Bisphenol A is a small estrogenic monomer that is polymerized to produce polycarbonate plastic and resins used to line metal cans. It is also used to make some dental sealants. Bisphenol A had been considered to be a very weak environmental estrogen. It is able to interact with human estrogen receptors. In addition, it binds strongly to the estrogen-related receptor gamma. Bisphenol A inhibited androgen-induced androgen receptor transcriptional activity. Prenatal exposure to maternal Bisphenol A concentrations were related to higher levels of anxiety, depression, aggression, and hyperactivity in children. Bisphenol A exposure in childhood was associated with higher levels of anxiety, depression, hyperactivity, inattention, and conduct problems. It never found use as a drug.
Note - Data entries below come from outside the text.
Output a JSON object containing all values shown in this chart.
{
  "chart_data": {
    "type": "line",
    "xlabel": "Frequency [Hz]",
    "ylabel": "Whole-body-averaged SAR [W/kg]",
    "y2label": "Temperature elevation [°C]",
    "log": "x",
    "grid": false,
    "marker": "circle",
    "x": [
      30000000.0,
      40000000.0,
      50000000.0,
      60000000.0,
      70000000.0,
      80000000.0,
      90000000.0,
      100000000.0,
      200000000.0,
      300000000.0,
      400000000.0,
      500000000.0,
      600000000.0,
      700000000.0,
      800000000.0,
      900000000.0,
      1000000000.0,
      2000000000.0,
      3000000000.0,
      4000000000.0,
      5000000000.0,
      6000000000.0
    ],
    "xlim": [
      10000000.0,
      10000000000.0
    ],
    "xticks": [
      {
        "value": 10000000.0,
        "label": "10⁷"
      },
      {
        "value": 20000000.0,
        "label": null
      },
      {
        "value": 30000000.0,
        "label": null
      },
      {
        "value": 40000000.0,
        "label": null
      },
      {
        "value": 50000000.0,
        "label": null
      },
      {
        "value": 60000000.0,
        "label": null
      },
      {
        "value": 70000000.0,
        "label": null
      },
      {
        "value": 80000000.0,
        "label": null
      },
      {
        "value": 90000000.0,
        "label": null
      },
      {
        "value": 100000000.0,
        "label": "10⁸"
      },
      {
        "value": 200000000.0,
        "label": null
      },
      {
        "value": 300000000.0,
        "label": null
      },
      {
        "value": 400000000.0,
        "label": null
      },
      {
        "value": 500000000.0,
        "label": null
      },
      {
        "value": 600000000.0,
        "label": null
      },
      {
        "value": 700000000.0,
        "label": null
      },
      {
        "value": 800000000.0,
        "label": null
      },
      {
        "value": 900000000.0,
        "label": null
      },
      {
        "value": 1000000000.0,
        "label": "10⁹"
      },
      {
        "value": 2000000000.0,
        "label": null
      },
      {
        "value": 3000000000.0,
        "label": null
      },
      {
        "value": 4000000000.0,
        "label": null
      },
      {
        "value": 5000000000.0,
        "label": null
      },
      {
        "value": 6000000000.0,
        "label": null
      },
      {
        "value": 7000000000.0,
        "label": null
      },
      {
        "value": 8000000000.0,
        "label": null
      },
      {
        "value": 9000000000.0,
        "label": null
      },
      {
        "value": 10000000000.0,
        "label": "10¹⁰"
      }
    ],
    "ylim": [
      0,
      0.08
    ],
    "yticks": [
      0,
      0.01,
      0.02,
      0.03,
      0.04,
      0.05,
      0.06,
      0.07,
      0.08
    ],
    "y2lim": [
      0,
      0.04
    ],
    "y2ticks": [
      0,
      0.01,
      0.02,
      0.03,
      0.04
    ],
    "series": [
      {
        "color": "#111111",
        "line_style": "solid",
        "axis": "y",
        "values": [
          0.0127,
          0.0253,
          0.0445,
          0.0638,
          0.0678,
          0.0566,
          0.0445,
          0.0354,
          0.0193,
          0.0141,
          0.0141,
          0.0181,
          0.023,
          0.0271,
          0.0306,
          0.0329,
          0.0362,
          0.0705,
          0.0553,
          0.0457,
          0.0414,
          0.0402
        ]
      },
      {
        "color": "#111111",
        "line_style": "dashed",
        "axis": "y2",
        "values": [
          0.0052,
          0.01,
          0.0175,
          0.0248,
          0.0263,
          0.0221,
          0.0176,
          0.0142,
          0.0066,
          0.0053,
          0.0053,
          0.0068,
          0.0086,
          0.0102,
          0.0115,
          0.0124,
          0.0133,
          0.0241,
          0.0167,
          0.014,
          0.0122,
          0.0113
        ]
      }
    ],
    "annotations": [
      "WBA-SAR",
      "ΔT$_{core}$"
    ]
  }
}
FLOVAGATRAN is a potent, reversible, low-molecular-weight, highly selective synthetic direct thrombin inhibitor that has demonstrated promising pharmacokinetic properties and biological activity in preclinical studies. However, its development for thrombosis was discontinued in Phase II.

Alisertib (MLN8237) is an orally available selective aurora A kinase inhibitor developed by Takeda. Alisertib inhibited AAK over ABK with a selectivity of more than 200-fold in cells and produced a dose-dependent decrease in bipolar and aligned chromosomes in the HCT-116 xenograft model, a phenotype consistent with AAK inhibition. Alisertib inhibited proliferation of human tumor cell lines in vitro and produced tumor growth inhibition in solid tumor xenograft models and regressions in in vivo lymphoma models. It is currently in phase II clinical trials for acute myeloid leukaemia; B cell lymphoma; brain cancer; mesothelioma; prostate cancer; small cell lung cancer.

Fenclonine, also known as p-chlorophenylalanine, is an inhibitor of tryptophan hydroxylase, the enzyme that plays a rate-limiting role in the biosynthesis of serotonin. Fenclonine was studied for the treatment of carcinoid syndrome, but the psychological side effects, prevented for the further development for this use.

2-Amino-1-methyl-6-phenylimidazo[4,5-b]pyridine (PhIP) is a mutagenic and carcinogenic heterocyclic amine formed during ordinary cooking, and is subsequently metabolically activated by cytochrome P4501A2 (CYP1A2) and N-acetyltransferase 2 (NAT2). PhIP has been used in trials studying the basic science of Pancreas Cancer.